Mea culpa. I haven’t written here in a while, because I’ve been focusing my creative juices on developing a new podcast about effective negotiation and communication skills. (Shameless plug: Please check it out! It’s called Station 4 Negotiation and it’s available on all of the major podcast platforms.) But I had to return to discuss a very nice win by my good friend Barry Buchman and his colleagues at Haynes and Boone in a coverage case captioned Huntington National Bank v. AIG Specialty Insurance Company, which you can read here.

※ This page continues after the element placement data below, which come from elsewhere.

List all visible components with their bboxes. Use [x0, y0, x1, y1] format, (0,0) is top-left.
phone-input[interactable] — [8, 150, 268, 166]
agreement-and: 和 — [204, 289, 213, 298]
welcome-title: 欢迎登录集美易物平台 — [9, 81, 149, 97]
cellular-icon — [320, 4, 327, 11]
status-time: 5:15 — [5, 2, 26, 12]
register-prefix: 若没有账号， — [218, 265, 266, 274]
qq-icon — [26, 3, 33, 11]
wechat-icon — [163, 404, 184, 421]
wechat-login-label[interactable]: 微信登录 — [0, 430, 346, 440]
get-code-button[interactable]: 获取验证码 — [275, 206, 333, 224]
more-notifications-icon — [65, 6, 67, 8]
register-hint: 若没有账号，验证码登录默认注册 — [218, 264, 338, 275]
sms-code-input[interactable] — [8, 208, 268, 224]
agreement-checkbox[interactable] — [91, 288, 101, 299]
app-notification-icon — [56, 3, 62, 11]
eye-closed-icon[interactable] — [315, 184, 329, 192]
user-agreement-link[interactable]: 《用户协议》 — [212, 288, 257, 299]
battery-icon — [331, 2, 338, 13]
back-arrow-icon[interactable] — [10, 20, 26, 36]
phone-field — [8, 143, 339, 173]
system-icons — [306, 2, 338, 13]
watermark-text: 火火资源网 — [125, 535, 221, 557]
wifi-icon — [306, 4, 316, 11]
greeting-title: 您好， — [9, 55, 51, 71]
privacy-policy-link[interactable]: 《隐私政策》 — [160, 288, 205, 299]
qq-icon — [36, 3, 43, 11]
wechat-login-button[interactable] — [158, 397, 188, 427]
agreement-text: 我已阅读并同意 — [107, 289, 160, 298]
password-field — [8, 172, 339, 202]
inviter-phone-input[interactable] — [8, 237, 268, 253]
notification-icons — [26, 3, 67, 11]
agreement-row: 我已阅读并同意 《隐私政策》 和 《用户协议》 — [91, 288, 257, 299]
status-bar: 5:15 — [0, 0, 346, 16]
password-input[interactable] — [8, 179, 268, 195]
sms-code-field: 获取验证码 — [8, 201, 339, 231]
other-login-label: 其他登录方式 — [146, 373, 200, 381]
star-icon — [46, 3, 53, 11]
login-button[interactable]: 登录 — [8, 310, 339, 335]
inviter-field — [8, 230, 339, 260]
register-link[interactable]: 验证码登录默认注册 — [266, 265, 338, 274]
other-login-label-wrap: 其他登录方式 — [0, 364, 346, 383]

For some reason, many judges seem to be unwilling or unable to apply the rules of insurance policy construction. Under those rules, the policyholder is supposed to get the benefit of the doubt with respect to coverage; put another way, if any reasonable construction of the insurance policy language would support coverage, the policyholder is supposed to win. After all, the insurance company wrote the policy, and should bear the risk of the language being susceptible of more than one construction. Too often, in my humble opinion, judges (especially federal judges) give lip service to the rules and then simply disregard them, substituting their own views of what should and shouldn’t be covered. But as a famous meme says, that’s not how this works. That’s not how any of this works.
That problem didn’t happen in the Huntington case, though. Basically, Huntington, which is (obviously) a bank, had a depositor, Barton Watson, who was running a Ponzi scheme. Watson (who later committed suicide) had set up two shell companies to facilitate the scheme, unbeknownst to Bank officials. Watson later repaid large loans that the Bank had provided to one of Watson’s companies, which was of course a great relief to the Bank.
The two shell companies eventually went bankrupt. (To quote Margaret Thacher in another context, eventually you run out of other peoples’ money.) The bankruptcy trustees of the two companies later filed suits against Huntington, alleging that the Bank had put its desire to be repaid ahead of concerns that Watson was committing fraud and, by doing so, perpetuated the Ponzi scheme to its benefit and other lenders’ detriment. Both complaints included allegations of fraudulent conveyances and sought to recover those transfers from Huntington. (Under the bankruptcy code, a “fraudulent conveyance” happens, for example, when a debtor transfers property with the intent to hinder, delay or defraud its creditors.)
The Bank eventually settled the claims for $32 million, and looked to its insurance companies to recover $15 million of that amount.
There were several coverage issues involved in the case, but here I’ll focus on just one. AIG’s bankers professional liability insurance policy excluded coverage for “civil or criminal fines or penalties imposed by law, punitive or exemplary damages . . . or matters that may be deemed uninsurable under the law pursuant to which this policy shall be construed.” AIG argued that the bankruptcy trustees’ recovery of a fraudulent conveyance was tantamount to a fine or penalty and therefore not covered.
But the Sixth Circuit disagreed, writing as follows:
“For insurance coverage to be uninsurable under the law, the damages claimed must be based on an intent to injure, malice, ill will, or other similar culpability. Huntington argues that the settlement payment to the trustee is insurable under Ohio law, contrary to the district court’s holding, because the settlement payment was not akin to punitive damages and was not intended to punish an intentional bad act. We agree. Holding otherwise, as the district court did, would wrongly expand what is uninsurable under Ohio law and contravene the well-established principle in Ohio that policymaking is for the legislative branch, not the courts.”
“Policymaking is for the legislative branch, not the courts.” I like that so much that I may have to put it in my next legal brief when an insurance company tries to convince a judge to engage in what’s euphemistically called “post-loss underwriting.”